Catastrophe nucléaire au Japon: le PDG de Tepco introuvable

Temps de lecture : 2 min

Alors que depuis le 11 mars 2011, le Japon fait face à l’une des catastrophes nucléaires les plus importantes de son histoire, le président directeur général de Tepco, la société responsable de la centrale de Fukushima, n'est pas apparu publiquement depuis le dimanche 13 mars, rapporte Reuters. Il avait donné la première conférence de presse de la société après la première explosion, où il s'était excusé, mais n'a pas participé aux conférences de presse qui ont eu lieu depuis.

Sa dernière intervention était un simple communiqué de presse, samedi 19, où il redisait combien il regrettait d'avoir «causé tellement de problèmes». La veille, le directeur général de Tepco avait éclaté en larmes en quittant un briefing de journalistes sur la situation de la centrale de Fukushima.

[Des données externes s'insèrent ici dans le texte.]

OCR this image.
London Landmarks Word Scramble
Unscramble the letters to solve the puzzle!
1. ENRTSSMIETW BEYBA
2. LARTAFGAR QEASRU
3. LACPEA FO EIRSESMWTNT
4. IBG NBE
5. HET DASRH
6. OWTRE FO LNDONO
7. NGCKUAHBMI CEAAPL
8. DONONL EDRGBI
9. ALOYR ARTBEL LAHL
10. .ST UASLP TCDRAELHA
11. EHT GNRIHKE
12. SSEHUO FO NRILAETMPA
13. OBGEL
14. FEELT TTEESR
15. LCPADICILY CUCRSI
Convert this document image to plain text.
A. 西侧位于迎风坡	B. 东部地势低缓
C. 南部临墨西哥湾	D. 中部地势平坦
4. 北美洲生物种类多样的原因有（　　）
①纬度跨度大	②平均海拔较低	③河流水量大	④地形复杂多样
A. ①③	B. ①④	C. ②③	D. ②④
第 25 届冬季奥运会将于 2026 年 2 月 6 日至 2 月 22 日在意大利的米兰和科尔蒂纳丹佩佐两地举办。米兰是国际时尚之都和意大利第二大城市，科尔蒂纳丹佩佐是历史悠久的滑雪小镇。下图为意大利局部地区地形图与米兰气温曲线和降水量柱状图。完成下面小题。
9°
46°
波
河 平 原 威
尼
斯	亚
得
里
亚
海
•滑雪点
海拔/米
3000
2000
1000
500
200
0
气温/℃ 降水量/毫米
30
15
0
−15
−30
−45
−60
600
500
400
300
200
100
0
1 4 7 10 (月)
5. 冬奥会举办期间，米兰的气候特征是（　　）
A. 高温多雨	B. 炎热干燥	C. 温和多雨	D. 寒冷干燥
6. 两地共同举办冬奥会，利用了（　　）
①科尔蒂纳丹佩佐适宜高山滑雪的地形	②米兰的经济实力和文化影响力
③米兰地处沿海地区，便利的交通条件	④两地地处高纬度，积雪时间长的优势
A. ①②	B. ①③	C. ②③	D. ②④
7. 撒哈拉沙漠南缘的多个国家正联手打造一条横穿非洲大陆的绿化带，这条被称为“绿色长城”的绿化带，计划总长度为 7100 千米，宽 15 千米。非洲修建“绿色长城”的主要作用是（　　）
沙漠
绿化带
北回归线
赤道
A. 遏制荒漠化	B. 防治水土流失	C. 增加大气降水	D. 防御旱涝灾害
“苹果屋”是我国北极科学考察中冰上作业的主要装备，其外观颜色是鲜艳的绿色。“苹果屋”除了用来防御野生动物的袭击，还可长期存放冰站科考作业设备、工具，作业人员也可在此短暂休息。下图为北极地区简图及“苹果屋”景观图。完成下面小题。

Où est passé son chef, le PDG de Tepco? Il ne s'est toujours pas rendu à la centrale endommagée où 300 employés tentent désespérément de refroidir les réacteurs depuis plus d'une semaine, selon Reuters.

Et les Japonais commencent à en avoir assez de jouer à «Où est Charlie?» avec Masataka Shimizu, censé contrôler la situation de crise. Ce sont les porte-parole de Tepco qui ont donc dû gérer seuls les conséquences de la catastrophe, à coup de «nous sommes en train de confirmer» telle ou telle affirmation des médias.

Les responsables de l'entreprise disent que leur PDG est occupé à gérer la situation, et qu'une nouvelle conférence de presse aura lieu... un jour:

«Il mène les troupes dans les quartiers généraux [...] Nous créerons une opportunité à un moment approprié.»

Ce n'est pas la première fois que la communication de crise de l'EDF japonais laisse à désirer: en 2002, les Japonais ont appris que dans les années 1980 et 1990 Tepco a falsifié des rapports d'inspection notant des fissures ou de la corrosion sur les enceintes de confinement de réacteurs, dont ceux de Fukushima, rappelle l'Expansion.

Nouvelles falsifications découvertes en 2006-2007, datant elles aussi des années 1980, avant le séisme de magnitude 6,8 de juillet 2007: il endommage une centrale sur la côte ouest du Japon, et l'entreprise tarde à donner des informations sur la gravité de la situation. Tepco avait même dû finir par fermer une centrale et admettre qu'elle n'avait pas été construite pour supporter les secousses.

Photo: Masataka Shimizu dans la centrale nucléaire de Kashiwazaki-Kariwa, le 9 mai 2009.